曲がった鼻が音波を受信していた
クジラやイルカは狩りのときに高周波の音を発し、物体から跳ね返った音を受信することで周囲の状況を認識します。
このエコーロケーションのプロセスでは、頭部にあるメロン体が重要な役割を果たします。
メロン体は、特殊な脂肪質の組織で、音波を発生させ方向を制御するために使用されます。
音源の大元となっているのは背中の噴気孔(鼻)付近の左右非対称な軟組織となっており、この偏りが物体の探知に役立つ特殊な音波を生み出していると考えられています。
一方跳ね返ってきた音波の受信はどうしているのでしょうか?
イルカの場合、上の図のように、頭部から発信し、跳ね返ってきた音波は下顎で受信することが知られています。
反射した音波は脂肪で満たされた下顎ので受信され、音波がどの方向から反射してきたかを正確に特定する「指向性聴覚」を実現しているのです。
しかしクジラやイルカがこの「ソナーシステム」を進化の過程でどのように獲得したかは、まだ多くが不明となっています。
そこで今回カリフォルニア大学の研究者たちは、クジラやイルカの古い家系として知られるゼノロフス属(Xenorophus)の化石を調べることにしました。
ゼノロフス属は2500~3000万年前の北アメリカ東部海域に生息した体長3メートルに及ぶ大型の肉食動物であり、クジラやイルカなど海洋哺乳類の最も古い系統の1つであると考えられています。
外見は現在のイルカに似ており、近縁種に比べて大きな脳を持っていました。
まだ陸上にいたころの名残として陸上哺乳類によくみられる、上下に噛み合う臼歯のような歯を持っていました。
ちなみにクジラやイルカの先祖はパキケトゥス(Pakicetus)と呼ばれる陸上哺乳類だったことが知られています。
また2021年に行われた研究では4本足を持ちながら、かなり水中生活に適応した「4本足のクジラ」とも言うべきフィオミケトゥス・アヌビス(Phiomicetus anubis gen)の化石の分析が行われました。
ただこの頃にはまだ、ソナーシステムは存在していなかったと考えられています。
ゼノロフス属においてもソナーシステムの質は進化途上であったようで、噴気孔(鼻)の周囲にみられる非対称性は現存するイルカなどに比べてかなり弱くなっていました。

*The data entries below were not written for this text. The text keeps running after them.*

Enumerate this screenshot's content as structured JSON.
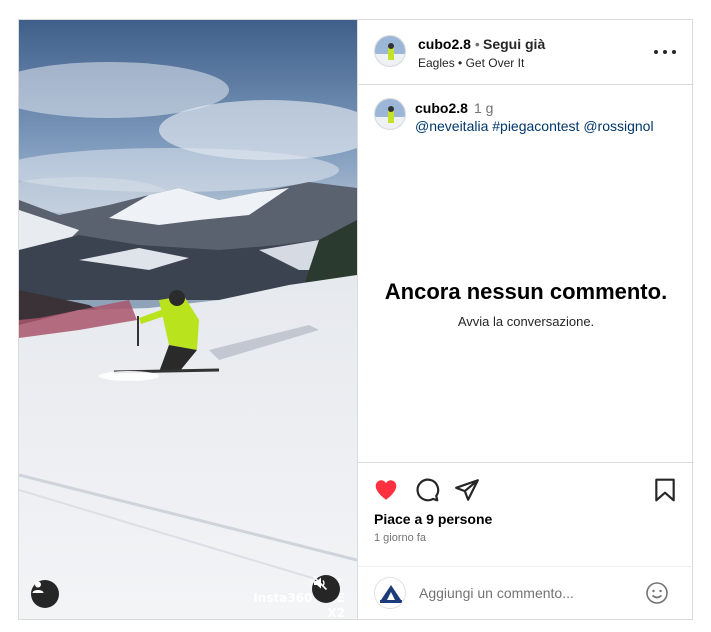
{
  "header": {
    "username": "cubo2.8",
    "dot": "•",
    "follow_label": "Segui già",
    "music_artist": "Eagles",
    "music_title": "Get Over It"
  },
  "caption": {
    "username": "cubo2.8",
    "time": "1 g",
    "tags": "@neveitalia #piegacontest @rossignol"
  },
  "comments": {
    "empty_title": "Ancora nessun commento.",
    "empty_subtitle": "Avvia la conversazione."
  },
  "actions": {
    "likes_text": "Piace a 9 persone",
    "date_text": "1 giorno fa",
    "liked": true,
    "like_color": "#ff3040"
  },
  "add_comment": {
    "placeholder": "Aggiungi un commento..."
  },
  "media": {
    "watermark_top": "SHOT",
    "watermark_bottom": "Insta360 ONE X2",
    "muted": true
  },
  "icons": [
    "tag-user-icon",
    "mute-icon",
    "more-icon",
    "heart-icon",
    "comment-icon",
    "share-icon",
    "bookmark-icon",
    "emoji-icon"
  ]
}
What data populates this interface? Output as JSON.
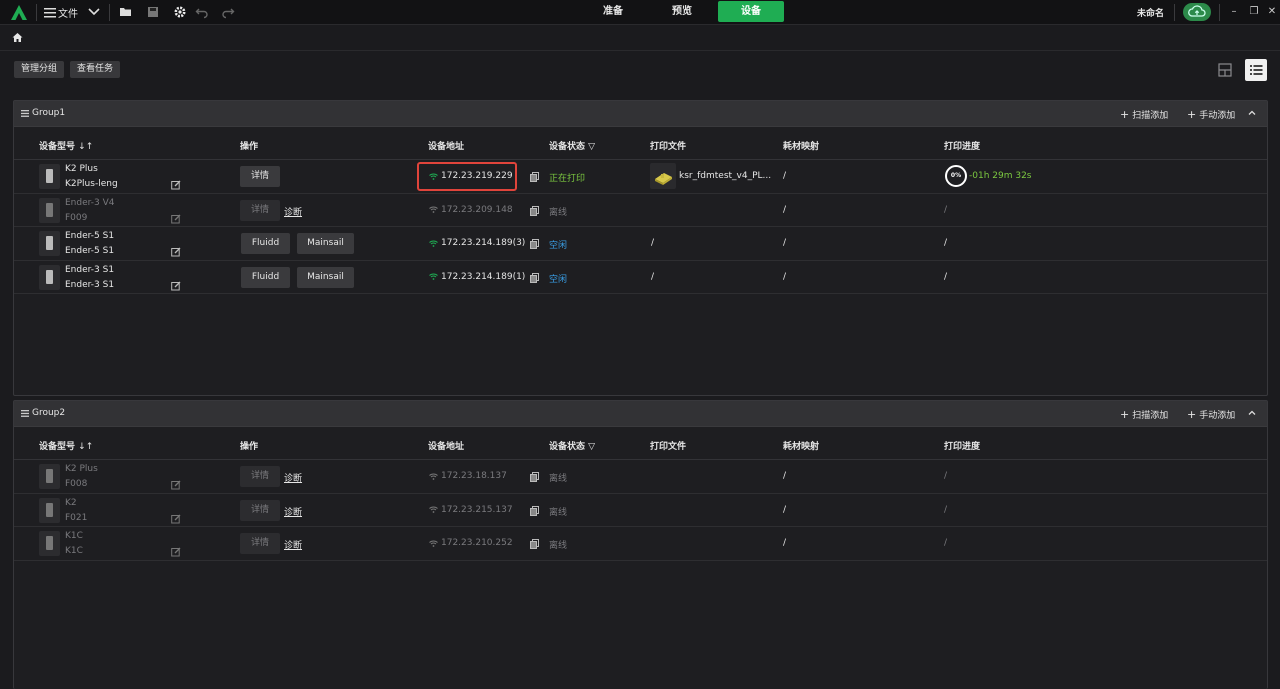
{
  "topbar": {
    "menu_label": "文件",
    "tabs": [
      "准备",
      "预览",
      "设备"
    ],
    "active_tab": "设备",
    "project_name": "未命名"
  },
  "toolbar": {
    "manage_groups": "管理分组",
    "view_tasks": "查看任务"
  },
  "columns": {
    "model": "设备型号",
    "actions": "操作",
    "address": "设备地址",
    "status": "设备状态",
    "file": "打印文件",
    "material": "耗材映射",
    "progress": "打印进度"
  },
  "group_buttons": {
    "scan_add": "扫描添加",
    "manual_add": "手动添加"
  },
  "groups": [
    {
      "name": "Group1",
      "devices": [
        {
          "model": "K2 Plus",
          "name": "K2Plus-leng",
          "online": true,
          "buttons": [
            "详情"
          ],
          "address": "172.23.219.229",
          "status": "正在打印",
          "file": "ksr_fdmtest_v4_PL...",
          "material": "/",
          "progress_percent": "0%",
          "remaining": "-01h 29m 32s"
        },
        {
          "model": "Ender-3 V4",
          "name": "F009",
          "online": false,
          "buttons": [
            "详情"
          ],
          "diagnose": "诊断",
          "address": "172.23.209.148",
          "status": "离线",
          "file": "",
          "material": "/",
          "progress": "/"
        },
        {
          "model": "Ender-5 S1",
          "name": "Ender-5 S1",
          "online": true,
          "buttons": [
            "Fluidd",
            "Mainsail"
          ],
          "address": "172.23.214.189(3)",
          "status": "空闲",
          "file": "/",
          "material": "/",
          "progress": "/"
        },
        {
          "model": "Ender-3 S1",
          "name": "Ender-3 S1",
          "online": true,
          "buttons": [
            "Fluidd",
            "Mainsail"
          ],
          "address": "172.23.214.189(1)",
          "status": "空闲",
          "file": "/",
          "material": "/",
          "progress": "/"
        }
      ]
    },
    {
      "name": "Group2",
      "devices": [
        {
          "model": "K2 Plus",
          "name": "F008",
          "online": false,
          "buttons": [
            "详情"
          ],
          "diagnose": "诊断",
          "address": "172.23.18.137",
          "status": "离线",
          "file": "",
          "material": "/",
          "progress": "/"
        },
        {
          "model": "K2",
          "name": "F021",
          "online": false,
          "buttons": [
            "详情"
          ],
          "diagnose": "诊断",
          "address": "172.23.215.137",
          "status": "离线",
          "file": "",
          "material": "/",
          "progress": "/"
        },
        {
          "model": "K1C",
          "name": "K1C",
          "online": false,
          "buttons": [
            "详情"
          ],
          "diagnose": "诊断",
          "address": "172.23.210.252",
          "status": "离线",
          "file": "",
          "material": "/",
          "progress": "/"
        }
      ]
    }
  ],
  "colors": {
    "accent_green": "#1fad53",
    "printing_green": "#7cc940",
    "idle_blue": "#3aa0e8",
    "offline_gray": "#7a7a7e",
    "highlight_red": "#e0443b"
  }
}
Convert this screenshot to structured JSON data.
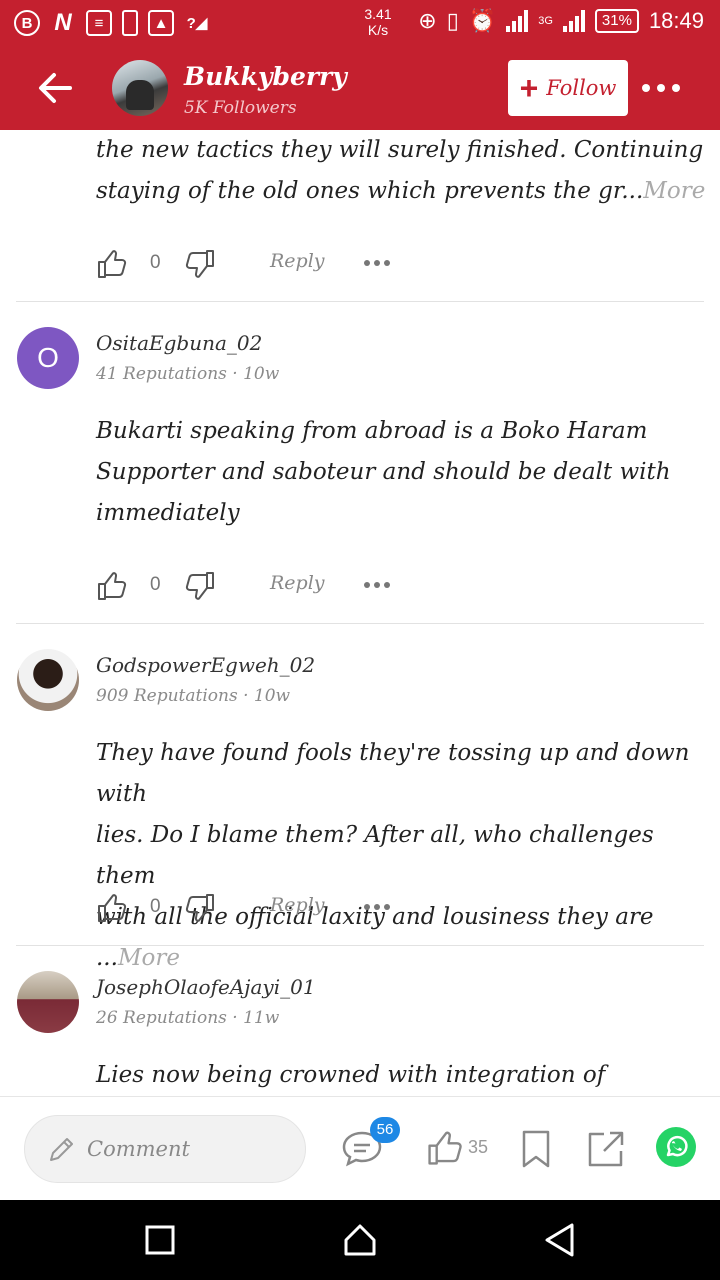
{
  "status_bar": {
    "speed": "3.41",
    "speed_unit": "K/s",
    "network": "3G",
    "battery": "31%",
    "time": "18:49"
  },
  "header": {
    "author_name": "Bukkyberry",
    "followers": "5K Followers",
    "follow_label": "Follow"
  },
  "comments": [
    {
      "text_lines": [
        "the new tactics  they  will  surely  finished.  Continuing",
        "staying  of the old  ones  which  prevents  the  gr..."
      ],
      "more": "More",
      "likes": "0",
      "reply_label": "Reply"
    },
    {
      "initial": "O",
      "name": "OsitaEgbuna_02",
      "meta": "41 Reputations · 10w",
      "text_lines": [
        "Bukarti speaking from abroad is a Boko Haram",
        "Supporter and saboteur and should be dealt with",
        "immediately"
      ],
      "likes": "0",
      "reply_label": "Reply"
    },
    {
      "name": "GodspowerEgweh_02",
      "meta": "909 Reputations · 10w",
      "text_lines": [
        "They have found fools they're tossing up and down with",
        "lies. Do I blame them? After all, who challenges them",
        "with all the official laxity and lousiness they are ..."
      ],
      "more": "More",
      "likes": "0",
      "reply_label": "Reply"
    },
    {
      "name": "JosephOlaofeAjayi_01",
      "meta": "26 Reputations · 11w",
      "text_lines": [
        "Lies now being crowned with integration of insurgency"
      ]
    }
  ],
  "bottom_bar": {
    "comment_placeholder": "Comment",
    "comment_count": "56",
    "like_count": "35"
  },
  "colors": {
    "brand_red": "#c4202f",
    "badge_blue": "#1e88e5",
    "whatsapp_green": "#25d366"
  },
  "icons": [
    "back-arrow-icon",
    "thumbs-up-icon",
    "thumbs-down-icon",
    "more-dots-icon",
    "pencil-icon",
    "comment-bubble-icon",
    "bookmark-icon",
    "share-icon",
    "whatsapp-icon",
    "recent-apps-icon",
    "home-icon",
    "back-triangle-icon"
  ]
}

エコーロケーションが進化した具体的な経緯については、まだ完全には解明されていませんが高周波の音を発してその反響を利用するこの能力は、視覚に頼らずとも環境を把握できるため、特に暗い水中や濁った環境での生活に適しており、そのような環境が進化を促した可能性があります。
一方で、注目すべきことに、ゼノロフスの鼻先は左に2~4度傾いており、さらに陸上動物の外耳に相当する下顎の脂肪体も大きく傾いていることがわかりました。
受信器である下顎の脂肪体が傾いていることで、反射音を使ってより正確に獲物の位置や距離を感知できるようになっていたのです。
(※またこの傾きは鼻先と顎骨だけでなく、脊椎や腰椎にも及んでいました)
もしゼノロフスが現在の水族館で見ることができたのなら、どの個体も鼻先がバナナのように微妙に左に曲がっている様子がみられるでしょう。
同様の左右非対称な耳はフクロウなどでも確認されており、音に頼った狩りをするのを有利にする仕組みであったと考えられます。
残念なことに、ゼノロフスが編み出した鼻先を曲げる進化は現在のクジラやイルカには引き継がれませんでした。
現在のイルカやクジラは鼻先を曲げて受信機の性能を高めるよりも、噴気孔の周囲の左右非対称性を強化することで発信機の性能を上げる道を選んだからです。
鼻先を曲げる進化は受信性能を上げる役には立ちましたが、体の左右非対称性は運動性能に無視できない低下を引き起こし、生存競争において不利になったと推測されます。
以上の結果は、水棲哺乳類が現在のソナーシステムを獲得するにあたり、進化の途上でさまざまな試行錯誤を繰り返していたことを示しています。
研究者たちは今後、現存するハクジラなどを調べて曲がった鼻の痕跡が残っていくかを調べていくとのこと。
一部のハクジラたちは視界が数センチしかないマングローブ林のような濁った水域で音波探知能力に強く依存した生活を送っているため、受信能力の向上手段として鼻先を曲げている可能性があるからです。
また左右非対称な鼻を持つ水棲哺乳類が発見できれば、その形成過程を解明することで、動物の体の対称性がどのように維持あるいは解除されるかを調べる手掛かりにもなるでしょう。